Happily ever after never
happens but once upon a time. Leander
drowns; Hero leaps after, or, more likely,
lives on to answer the TV reporter, “Sad,”
when he asks her, “How did that make you feel?”

Ulysses, you come home at last, & your old dog keels
over joyfully wagging his tail. Sad,
perhaps, but you still have your Penelope,
more cunning than you remember, & there are suitors to kill.

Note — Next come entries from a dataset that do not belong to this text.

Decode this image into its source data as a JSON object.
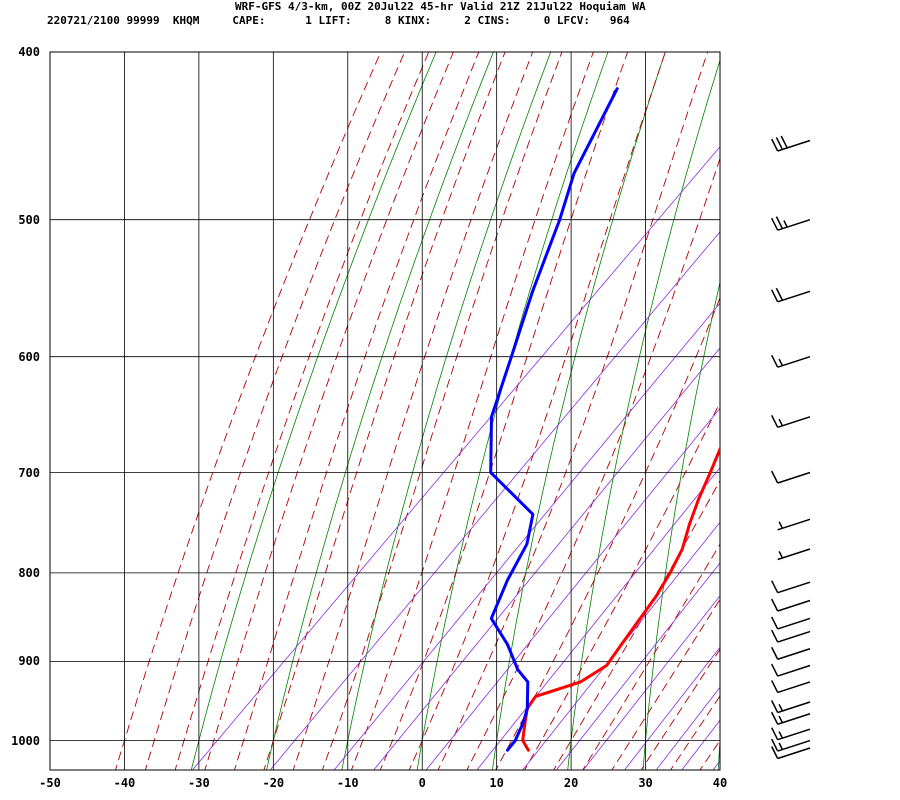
{
  "header": {
    "line1": "WRF-GFS 4/3-km, 00Z 20Jul22 45-hr Valid 21Z 21Jul22 Hoquiam WA",
    "line2": "220721/2100 99999  KHQM     CAPE:      1 LIFT:     8 KINX:     2 CINS:     0 LFCV:   964"
  },
  "colors": {
    "temperature": "#ff0000",
    "dewpoint": "#0000ff",
    "dry_adiabat": "#008000",
    "moist_adiabat": "#b00000",
    "mixing_ratio": "#8a2be2",
    "grid": "#000000"
  },
  "chart_data": {
    "type": "line",
    "diagram": "skew-T log-P",
    "xlim": [
      -50,
      40
    ],
    "ylim": [
      1040,
      400
    ],
    "y_scale": "log",
    "grid": true,
    "x_ticks": [
      -50,
      -40,
      -30,
      -20,
      -10,
      0,
      10,
      20,
      30,
      40
    ],
    "y_ticks": [
      400,
      500,
      600,
      700,
      800,
      900,
      1000
    ],
    "series": [
      {
        "key": "temperature",
        "points": [
          {
            "p": 1013,
            "t": 15.5
          },
          {
            "p": 1000,
            "t": 13.5
          },
          {
            "p": 975,
            "t": 11.4
          },
          {
            "p": 958,
            "t": 10.0
          },
          {
            "p": 943,
            "t": 9.6
          },
          {
            "p": 925,
            "t": 13.8
          },
          {
            "p": 905,
            "t": 15.2
          },
          {
            "p": 880,
            "t": 14.5
          },
          {
            "p": 850,
            "t": 13.7
          },
          {
            "p": 825,
            "t": 13.0
          },
          {
            "p": 800,
            "t": 11.9
          },
          {
            "p": 775,
            "t": 10.5
          },
          {
            "p": 750,
            "t": 8.3
          },
          {
            "p": 725,
            "t": 6.3
          },
          {
            "p": 700,
            "t": 4.5
          },
          {
            "p": 650,
            "t": 0.5
          },
          {
            "p": 600,
            "t": -4.0
          },
          {
            "p": 550,
            "t": -8.0
          },
          {
            "p": 500,
            "t": -12.5
          },
          {
            "p": 470,
            "t": -15.5
          },
          {
            "p": 450,
            "t": -17.5
          },
          {
            "p": 420,
            "t": -20.5
          }
        ]
      },
      {
        "key": "dewpoint",
        "points": [
          {
            "p": 1013,
            "t": 12.7
          },
          {
            "p": 1000,
            "t": 12.5
          },
          {
            "p": 975,
            "t": 11.2
          },
          {
            "p": 958,
            "t": 10.0
          },
          {
            "p": 925,
            "t": 6.7
          },
          {
            "p": 910,
            "t": 3.8
          },
          {
            "p": 880,
            "t": -0.8
          },
          {
            "p": 850,
            "t": -6.3
          },
          {
            "p": 808,
            "t": -9.0
          },
          {
            "p": 770,
            "t": -11.0
          },
          {
            "p": 740,
            "t": -14.0
          },
          {
            "p": 700,
            "t": -25.0
          },
          {
            "p": 650,
            "t": -32.0
          },
          {
            "p": 600,
            "t": -37.0
          },
          {
            "p": 550,
            "t": -42.5
          },
          {
            "p": 500,
            "t": -48.0
          },
          {
            "p": 470,
            "t": -52.0
          },
          {
            "p": 420,
            "t": -57.0
          }
        ]
      }
    ],
    "wind_barbs": [
      {
        "p": 1010,
        "speed_kt": 10
      },
      {
        "p": 1000,
        "speed_kt": 15
      },
      {
        "p": 985,
        "speed_kt": 15
      },
      {
        "p": 965,
        "speed_kt": 15
      },
      {
        "p": 950,
        "speed_kt": 15
      },
      {
        "p": 925,
        "speed_kt": 10
      },
      {
        "p": 905,
        "speed_kt": 10
      },
      {
        "p": 885,
        "speed_kt": 10
      },
      {
        "p": 865,
        "speed_kt": 10
      },
      {
        "p": 850,
        "speed_kt": 10
      },
      {
        "p": 830,
        "speed_kt": 10
      },
      {
        "p": 810,
        "speed_kt": 10
      },
      {
        "p": 775,
        "speed_kt": 5
      },
      {
        "p": 745,
        "speed_kt": 5
      },
      {
        "p": 700,
        "speed_kt": 10
      },
      {
        "p": 650,
        "speed_kt": 15
      },
      {
        "p": 600,
        "speed_kt": 15
      },
      {
        "p": 550,
        "speed_kt": 20
      },
      {
        "p": 500,
        "speed_kt": 25
      },
      {
        "p": 450,
        "speed_kt": 30
      }
    ]
  }
}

After, you can get back to living, just be.
Raise some goats, grow some grapes, read
the news — Leander Drowns — in the paper.
The trick of swimming is to keep your head
above still water.

POEM (in the style of Catullus)

You, bent over your desk, pants
at your ankles, pant.
O, Clodia, no horse is a better mount!

Spring, & I’m pounding
down the homestretch — phone —
on the desk beneath you — rings.

No doubt your husband, Quintus,
demanding to know when you’re coming
home.

Back arched, hard breasts swinging,
you snatch it up.

“For God’s sake, Q,
I’m coming!”
you gasp as I flood you with shudders.

A HATE POEM

I hate, Clodia — Why say ‘Lesbia’
when the world so long has known? —
hate that there may never be another
such slowed summer afternoon,

that we may never lie again in this bed,
shades drawn against this sun,
nor hear the mowers’ drone, nor feel the sweet
weight of our flesh ache upon our bones,

nor mock our dull suburban neighbors
their Sisyphean labors,
nor forget day in our artificial night.

O, Clodia, I hate.

Hate that I will not
again press my ear against your bare breast bone
to hear the sparrow beating so against its narrow keep.